If you try DualServer, let me know how it goes. If it doesn't work for you, you may need to try an older version. I haven't checked the newest "stable" recently, but they have released some poor "stables" in the past and I am actually running an older version. I retry it every few months though. My trust of SourceForge has also been a bit shaky in recent years after those illegal project takeovers they did, injecting adware without permission into people's stuff. I may end up hosting a known good version of it myself personally just to make sure people aren't getting a bum deal.

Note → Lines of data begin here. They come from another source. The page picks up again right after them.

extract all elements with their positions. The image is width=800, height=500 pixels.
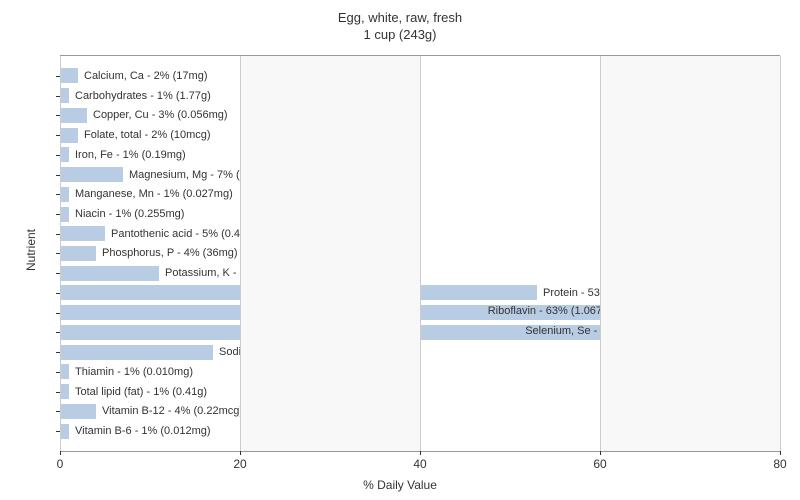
gridline	[420, 56, 421, 451]
bar-label: Copper, Cu - 3% (0.056mg)	[87, 109, 228, 121]
gridband	[600, 56, 780, 451]
xtick-mark	[780, 451, 781, 455]
bar	[60, 207, 69, 222]
bar	[60, 68, 78, 83]
bar	[60, 128, 78, 143]
bar	[60, 404, 96, 419]
bar	[60, 266, 159, 281]
title-line1: Egg, white, raw, fresh	[338, 10, 462, 25]
plot-area: Calcium, Ca - 2% (17mg) Carbohydrates - 1…	[60, 55, 780, 452]
bar	[60, 246, 96, 261]
gridline	[60, 56, 61, 451]
xtick-mark	[60, 451, 61, 455]
bar-label: Folate, total - 2% (10mcg)	[78, 129, 211, 141]
bar-label: Phosphorus, P - 4% (36mg)	[96, 247, 238, 259]
bar	[60, 187, 69, 202]
xtick-label: 80	[773, 457, 786, 471]
bar	[60, 364, 69, 379]
title-line2: 1 cup (243g)	[364, 27, 437, 42]
bar	[60, 108, 87, 123]
xtick-mark	[420, 451, 421, 455]
gridline	[240, 56, 241, 451]
xtick-label: 60	[593, 457, 606, 471]
xtick-label: 20	[233, 457, 246, 471]
bar	[60, 345, 213, 360]
y-axis-label: Nutrient	[24, 229, 38, 271]
bar-label: Manganese, Mn - 1% (0.027mg)	[69, 188, 233, 200]
bar	[60, 226, 105, 241]
bar	[60, 88, 69, 103]
x-axis-label: % Daily Value	[363, 478, 437, 492]
xtick-label: 40	[413, 457, 426, 471]
bar-label: Carbohydrates - 1% (1.77g)	[69, 90, 211, 102]
bar	[60, 424, 69, 439]
bar-label: Total lipid (fat) - 1% (0.41g)	[69, 386, 207, 398]
bar-label: Thiamin - 1% (0.010mg)	[69, 366, 193, 378]
bar	[60, 147, 69, 162]
bar	[60, 384, 69, 399]
xtick-mark	[240, 451, 241, 455]
bar-label: Vitamin B-6 - 1% (0.012mg)	[69, 425, 211, 437]
xtick-mark	[600, 451, 601, 455]
gridband	[240, 56, 420, 451]
gridline	[600, 56, 601, 451]
nutrient-chart: Egg, white, raw, fresh 1 cup (243g) Nutr…	[0, 0, 800, 500]
bar-label: Vitamin B-12 - 4% (0.22mcg)	[96, 405, 243, 417]
xtick-label: 0	[57, 457, 64, 471]
bar-label: Iron, Fe - 1% (0.19mg)	[69, 149, 186, 161]
bar-label: Niacin - 1% (0.255mg)	[69, 208, 184, 220]
bar-label: Calcium, Ca - 2% (17mg)	[78, 70, 207, 82]
gridline	[780, 56, 781, 451]
bar	[60, 167, 123, 182]
chart-title: Egg, white, raw, fresh 1 cup (243g)	[0, 0, 800, 44]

I really do enjoy the version of DualServer I am running a lot, but I don't really feel 100% comfortable endorsing all of their recent stuff.

[ghost]

Hostman already rearrange hosts per 9 lines, I think I will give up fixing this thing and come back to Win 7.

[ScriptTiger]

Did you also try 5 per line?

As stated above, you can also try a DNS service solution, like dnsmasq, DualServer, etc. The blacklists for those are available here: https://scripttiger.github.io/alts/

[dakd2]

I would say that for me this problem is somewhat hard to spot since it seems to only happen one single time after cold booting my computers. I think even the delay in resolving hostnames resolves as some kind of background process wether I browser the internet or not after as I avoid as much as I can restarting or turning on/off my computers through the day

[dakd2]

also I the computer where I replaced the scheduled task script unified hosts autoupdater with updateWindowshosts.bat with the --compress option doesn't seems to experience this problem anymore, I only have tested this in one computer

[dakd2]

for some reason I think I am able to reproduce this issue by modifying google chrome policy settings, I accidently ran into this by turning off and then on the policy that can force google chrome to run always incognito mode I still don't know why it causes this, when I did that for first time I noticed that other browsers and the ping program would have that same huge delay resolving hostnames

[ScriptTiger]

Are you referencing the registry policy "IncognitoModeAvailability"? If this works to simulate the problem, it would definitely help so I could just test my own lists rather than hoping.

[ScriptTiger]

I have officially implemented compression levels into the script, so I am calling this one case closed. Please open new issues if the new functionality has problems.